What was her first tour like at the Center for Civil and Human Rights, which just celebrated its first birthday?
“I was blown away. It is so beautiful, powerful and engaging. I have never seen a space like this. I’ve visited museums all over the place, specifically civil rights museums, but this is just incredibly engaging and accessible to both people who’ve had experience with these issues and to the next generation. It’s really expansive because it isn’t just about what happened 50 years ago but also about the ongoing human rights violations we see in our own country and around the world. The best part is that it really shows people how they can create change.”
During her acceptance speech at the inaugural Power to Inspire Awards event, which was held on the lawn in conjunction with the Center’s first anniversary, Kennedy shared, “I am so honored to receive this award and accept on behalf of my colleagues, people who face imprisonment, torture and death every single day for basic rights which a lot of people could take for granted. …People sometimes ask me why I became interested in human rights, I have three sisters and seven brothers, and I [developed] an appreciation for any rights at a very young age,” with a crowd of more than 550 guests who erupted into laughter.
“My earliest memories are when my father was the attorney general at the height of the Civil Rights Movement.
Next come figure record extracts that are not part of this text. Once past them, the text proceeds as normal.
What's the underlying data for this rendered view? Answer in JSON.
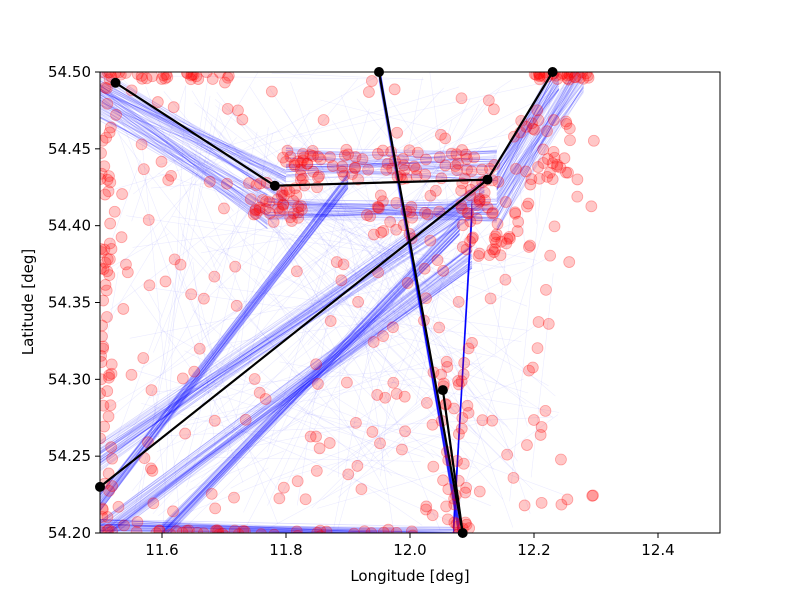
{
  "chart_data": {
    "type": "scatter",
    "title": "",
    "xlabel": "Longitude [deg]",
    "ylabel": "Latitude [deg]",
    "xlim": [
      11.5,
      12.5
    ],
    "ylim": [
      54.2,
      54.5
    ],
    "xticks": [
      "11.6",
      "11.8",
      "12.0",
      "12.2",
      "12.4"
    ],
    "xtick_values": [
      11.6,
      11.8,
      12.0,
      12.2,
      12.4
    ],
    "yticks": [
      "54.20",
      "54.25",
      "54.30",
      "54.35",
      "54.40",
      "54.45",
      "54.50"
    ],
    "ytick_values": [
      54.2,
      54.25,
      54.3,
      54.35,
      54.4,
      54.45,
      54.5
    ],
    "grid": false,
    "legend": "none",
    "colors": {
      "tracks": "#0000ff",
      "points": "#ff0000",
      "route": "#000000"
    },
    "track_corridors": [
      {
        "from": [
          11.5,
          54.49
        ],
        "to": [
          11.8,
          54.425
        ],
        "width": 0.012
      },
      {
        "from": [
          11.5,
          54.48
        ],
        "to": [
          11.77,
          54.41
        ],
        "width": 0.012
      },
      {
        "from": [
          11.77,
          54.41
        ],
        "to": [
          12.14,
          54.41
        ],
        "width": 0.008
      },
      {
        "from": [
          11.8,
          54.44
        ],
        "to": [
          12.14,
          54.44
        ],
        "width": 0.012
      },
      {
        "from": [
          12.14,
          54.43
        ],
        "to": [
          12.24,
          54.5
        ],
        "width": 0.012
      },
      {
        "from": [
          12.14,
          54.41
        ],
        "to": [
          12.28,
          54.5
        ],
        "width": 0.014
      },
      {
        "from": [
          11.95,
          54.5
        ],
        "to": [
          12.08,
          54.2
        ],
        "width": 0.006
      },
      {
        "from": [
          12.1,
          54.41
        ],
        "to": [
          12.07,
          54.2
        ],
        "width": 0.008
      },
      {
        "from": [
          11.5,
          54.25
        ],
        "to": [
          12.12,
          54.42
        ],
        "width": 0.01
      },
      {
        "from": [
          11.5,
          54.2
        ],
        "to": [
          12.1,
          54.38
        ],
        "width": 0.008
      },
      {
        "from": [
          11.5,
          54.22
        ],
        "to": [
          11.9,
          54.43
        ],
        "width": 0.006
      },
      {
        "from": [
          11.6,
          54.2
        ],
        "to": [
          12.08,
          54.4
        ],
        "width": 0.006
      },
      {
        "from": [
          11.5,
          54.205
        ],
        "to": [
          12.08,
          54.2
        ],
        "width": 0.004
      }
    ],
    "point_clusters": [
      {
        "x": [
          11.5,
          11.52
        ],
        "y": [
          54.2,
          54.5
        ],
        "n": 60
      },
      {
        "x": [
          11.5,
          11.72
        ],
        "y": [
          54.495,
          54.5
        ],
        "n": 30
      },
      {
        "x": [
          12.2,
          12.29
        ],
        "y": [
          54.495,
          54.5
        ],
        "n": 30
      },
      {
        "x": [
          11.5,
          12.1
        ],
        "y": [
          54.198,
          54.202
        ],
        "n": 40
      },
      {
        "x": [
          11.74,
          11.83
        ],
        "y": [
          54.4,
          54.43
        ],
        "n": 40
      },
      {
        "x": [
          11.8,
          12.12
        ],
        "y": [
          54.43,
          54.45
        ],
        "n": 70
      },
      {
        "x": [
          12.08,
          12.2
        ],
        "y": [
          54.38,
          54.43
        ],
        "n": 50
      },
      {
        "x": [
          12.17,
          12.26
        ],
        "y": [
          54.43,
          54.47
        ],
        "n": 30
      },
      {
        "x": [
          11.93,
          12.05
        ],
        "y": [
          54.39,
          54.42
        ],
        "n": 25
      },
      {
        "x": [
          12.02,
          12.1
        ],
        "y": [
          54.2,
          54.32
        ],
        "n": 40
      },
      {
        "x": [
          11.5,
          12.3
        ],
        "y": [
          54.2,
          54.5
        ],
        "n": 180
      }
    ],
    "route": {
      "segments": [
        [
          [
            11.525,
            54.493
          ],
          [
            11.782,
            54.426
          ],
          [
            12.125,
            54.43
          ],
          [
            12.23,
            54.5
          ]
        ],
        [
          [
            11.95,
            54.5
          ],
          [
            12.085,
            54.2
          ]
        ],
        [
          [
            12.053,
            54.293
          ],
          [
            12.085,
            54.2
          ]
        ],
        [
          [
            11.5,
            54.23
          ],
          [
            12.125,
            54.43
          ]
        ]
      ],
      "markers": [
        [
          11.525,
          54.493
        ],
        [
          11.782,
          54.426
        ],
        [
          12.125,
          54.43
        ],
        [
          12.23,
          54.5
        ],
        [
          11.95,
          54.5
        ],
        [
          12.053,
          54.293
        ],
        [
          11.5,
          54.23
        ],
        [
          12.085,
          54.2
        ]
      ]
    }
  }
}
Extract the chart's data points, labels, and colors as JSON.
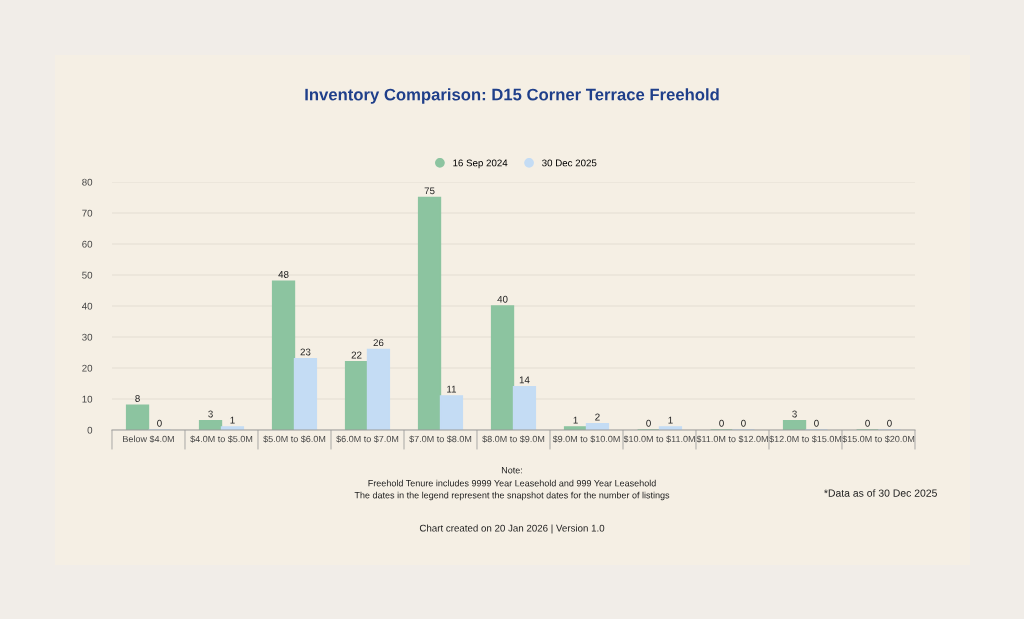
{
  "chart_data": {
    "type": "bar",
    "title": "Inventory Comparison: D15 Corner Terrace Freehold",
    "categories": [
      "Below $4.0M",
      "$4.0M to $5.0M",
      "$5.0M to $6.0M",
      "$6.0M to $7.0M",
      "$7.0M to $8.0M",
      "$8.0M to $9.0M",
      "$9.0M to $10.0M",
      "$10.0M to $11.0M",
      "$11.0M to $12.0M",
      "$12.0M to $15.0M",
      "$15.0M to $20.0M"
    ],
    "series": [
      {
        "name": "16 Sep 2024",
        "color": "#8cc4a0",
        "values": [
          8,
          3,
          48,
          22,
          75,
          40,
          1,
          0,
          0,
          3,
          0
        ]
      },
      {
        "name": "30 Dec 2025",
        "color": "#c4dcf4",
        "values": [
          0,
          1,
          23,
          26,
          11,
          14,
          2,
          1,
          0,
          0,
          0
        ]
      }
    ],
    "ylim": [
      0,
      80
    ],
    "yticks": [
      0,
      10,
      20,
      30,
      40,
      50,
      60,
      70,
      80
    ],
    "grid": "y",
    "legend": "top",
    "data_labels": true,
    "annotations": [
      "Note:",
      "Freehold Tenure includes 9999 Year Leasehold and 999 Year Leasehold",
      "The dates in the legend represent the snapshot dates for the number of listings",
      "*Data as of 30 Dec 2025",
      "Chart created on 20 Jan 2026 | Version 1.0"
    ]
  }
}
We would go to visit him at the Justice Department and take the tunnel over to the FBI building and watch the sharpshooters at practice. At the time, the head of the FBI was J. Edgar Hoover who was not known for his sense of humor or love of children. He said the three biggest threats to security of the United States, at that time were someone he used to work around, Martin Luther King Jr. and Robert F. Kennedy. The strange part about this story is there was a suggestion box at the FBI building and I wrote a note that they needed to ‘get a new director!'”
Kennedy has served in numerous political campaigns, and she is a member of the Massachusetts and District of Columbia bars. She is a graduate of Brown University and Boston College Law School, and she holds honorary doctorates of law from Le Moyne College and University of San Francisco Law School, and honorary doctorates of Human Letters from Bay Path College and the Albany College of Pharmacy.